Он действительно готов был изложить мисс Ли свои взгляды на святость в миру, на искушения плоти и на дьявола.

— Но прежде чем проповедовать, надо самому следовать заветам, — добавил Джек, входя в ванную.

Там он воспользовался: раковиной — с почтением, унитазом — с признательностью, и душем — с пением радостных дифирамбов, не без удивления признаваясь самому себе, что не пел в душе с самой молодости. Одеваясь, он услышал в кабинете шум: двигали мебель, ревел пылесос, мисс Ли отдавала распоряжения. Прежде чем войти в кабинет, Джек сначала просунул туда голову, чтобы она не сомневалась — он в пристойном виде.

Мрак недавнего апокалипсиса был развеян электричеством и солнцем — на одном окне подняли занавески, включили свет под потолком. Постель с дивана была убрана, и его вернули на прежнее место в углу. А на рабочем столе господина мэра ждал завтрак. Мисс Ли накрыла бы его на краю большого стола для совещаний, но, поскольку господин мэр обычно пил кофе за своим рабочим столом, он, скорее всего, предпочел бы, чтобы и завтрак его другу подали здесь же.
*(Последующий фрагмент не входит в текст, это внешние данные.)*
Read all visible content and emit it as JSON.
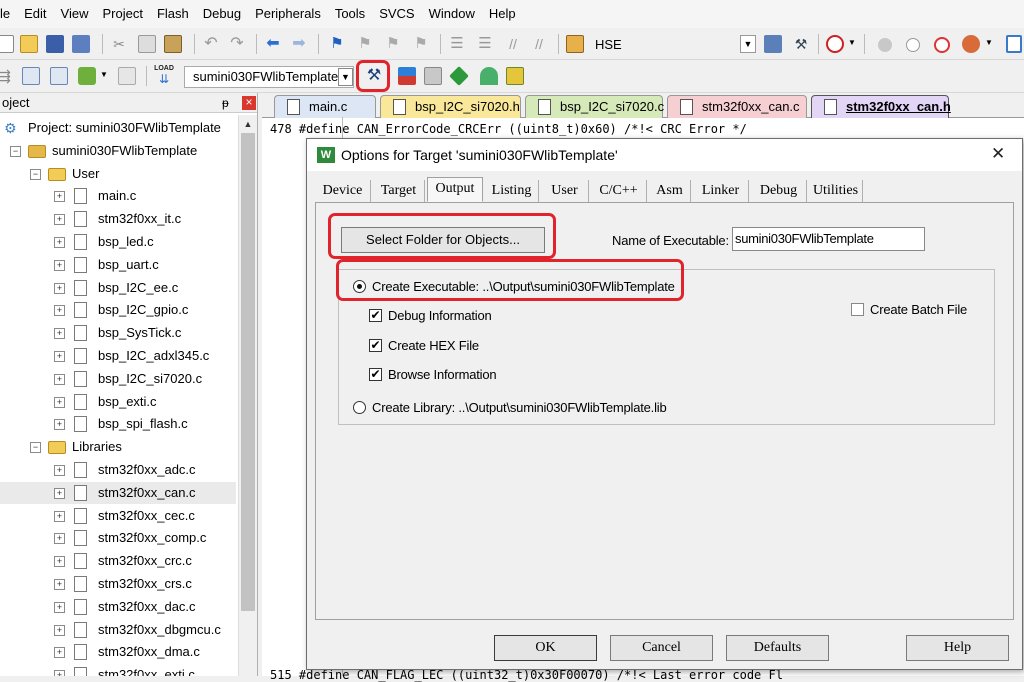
{
  "menu": [
    "le",
    "Edit",
    "View",
    "Project",
    "Flash",
    "Debug",
    "Peripherals",
    "Tools",
    "SVCS",
    "Window",
    "Help"
  ],
  "toolbar1": {
    "hse_label": "HSE"
  },
  "toolbar2": {
    "target_select": "sumini030FWlibTemplate",
    "load_label": "LOAD"
  },
  "project_panel": {
    "title": "oject",
    "pin": "ᵽ",
    "close": "×",
    "tree": [
      {
        "label": "Project: sumini030FWlibTemplate",
        "level": 0,
        "type": "project"
      },
      {
        "label": "sumini030FWlibTemplate",
        "level": 1,
        "type": "target"
      },
      {
        "label": "User",
        "level": 2,
        "type": "folder"
      },
      {
        "label": "main.c",
        "level": 3,
        "type": "file"
      },
      {
        "label": "stm32f0xx_it.c",
        "level": 3,
        "type": "file"
      },
      {
        "label": "bsp_led.c",
        "level": 3,
        "type": "file"
      },
      {
        "label": "bsp_uart.c",
        "level": 3,
        "type": "file"
      },
      {
        "label": "bsp_I2C_ee.c",
        "level": 3,
        "type": "file"
      },
      {
        "label": "bsp_I2C_gpio.c",
        "level": 3,
        "type": "file"
      },
      {
        "label": "bsp_SysTick.c",
        "level": 3,
        "type": "file"
      },
      {
        "label": "bsp_I2C_adxl345.c",
        "level": 3,
        "type": "file"
      },
      {
        "label": "bsp_I2C_si7020.c",
        "level": 3,
        "type": "file"
      },
      {
        "label": "bsp_exti.c",
        "level": 3,
        "type": "file"
      },
      {
        "label": "bsp_spi_flash.c",
        "level": 3,
        "type": "file"
      },
      {
        "label": "Libraries",
        "level": 2,
        "type": "folder"
      },
      {
        "label": "stm32f0xx_adc.c",
        "level": 3,
        "type": "file"
      },
      {
        "label": "stm32f0xx_can.c",
        "level": 3,
        "type": "file",
        "selected": true
      },
      {
        "label": "stm32f0xx_cec.c",
        "level": 3,
        "type": "file"
      },
      {
        "label": "stm32f0xx_comp.c",
        "level": 3,
        "type": "file"
      },
      {
        "label": "stm32f0xx_crc.c",
        "level": 3,
        "type": "file"
      },
      {
        "label": "stm32f0xx_crs.c",
        "level": 3,
        "type": "file"
      },
      {
        "label": "stm32f0xx_dac.c",
        "level": 3,
        "type": "file"
      },
      {
        "label": "stm32f0xx_dbgmcu.c",
        "level": 3,
        "type": "file"
      },
      {
        "label": "stm32f0xx_dma.c",
        "level": 3,
        "type": "file"
      },
      {
        "label": "stm32f0xx_exti.c",
        "level": 3,
        "type": "file"
      }
    ]
  },
  "editor": {
    "tabs": [
      {
        "label": "main.c",
        "color": "#dce6f4"
      },
      {
        "label": "bsp_I2C_si7020.h",
        "color": "#f9e79a"
      },
      {
        "label": "bsp_I2C_si7020.c",
        "color": "#d6e9b8"
      },
      {
        "label": "stm32f0xx_can.c",
        "color": "#f6cfd3"
      },
      {
        "label": "stm32f0xx_can.h",
        "color": "#e2d5f5",
        "active": true
      }
    ],
    "line_top": "478  #define CAN_ErrorCode_CRCErr            ((uint8_t)0x60) /*!< CRC Error  */",
    "line_bottom": "515  #define CAN_FLAG_LEC                   ((uint32_t)0x30F00070) /*!< Last error code Fl"
  },
  "dialog": {
    "title": "Options for Target 'sumini030FWlibTemplate'",
    "close": "✕",
    "tabs": [
      "Device",
      "Target",
      "Output",
      "Listing",
      "User",
      "C/C++",
      "Asm",
      "Linker",
      "Debug",
      "Utilities"
    ],
    "active_tab": "Output",
    "select_folder_button": "Select Folder for Objects...",
    "name_of_executable_label": "Name of Executable:",
    "name_of_executable_value": "sumini030FWlibTemplate",
    "create_executable_label": "Create Executable:  ..\\Output\\sumini030FWlibTemplate",
    "create_executable_selected": true,
    "debug_information": {
      "label": "Debug Information",
      "checked": true
    },
    "create_hex_file": {
      "label": "Create HEX File",
      "checked": true
    },
    "browse_information": {
      "label": "Browse Information",
      "checked": true
    },
    "create_library_label": "Create Library:  ..\\Output\\sumini030FWlibTemplate.lib",
    "create_batch_file": {
      "label": "Create Batch File",
      "checked": false
    },
    "ok": "OK",
    "cancel": "Cancel",
    "defaults": "Defaults",
    "help": "Help"
  },
  "highlight_color": "#e1242c"
}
Тем не менее мисс Ли постаралась не нарушать на столе заведенного порядка. Так что вяленая говядина с яйцами поместилась рядом с бюваром и стаканчиком, из которого росли карандаши. Поджаренный хлеб и рис соседствовали с проволочным ящиком для входящих документов, уже полным неотложных бумаг. Носик кофейника изгибался над пачкой писем. А сложенная белая салфетка, накрахмаленная и толстая, как книга, лежала рядом с Библией. Единственная роза в вазе склонилась, чтобы рассмотреть собственное отражение, которое глядело на нее из стекла, покрывавшего стол.

Пока Джек деловито утолял аппетит, мисс Ли столь же деловито суетилась вокруг него, добавляя соль и уксус с чесноком, подливая кофе, убирая пустые тарелки. В это утро на ней были шорты и белая майка — форма для еженедельного забега, в котором участвовала вся мэрия.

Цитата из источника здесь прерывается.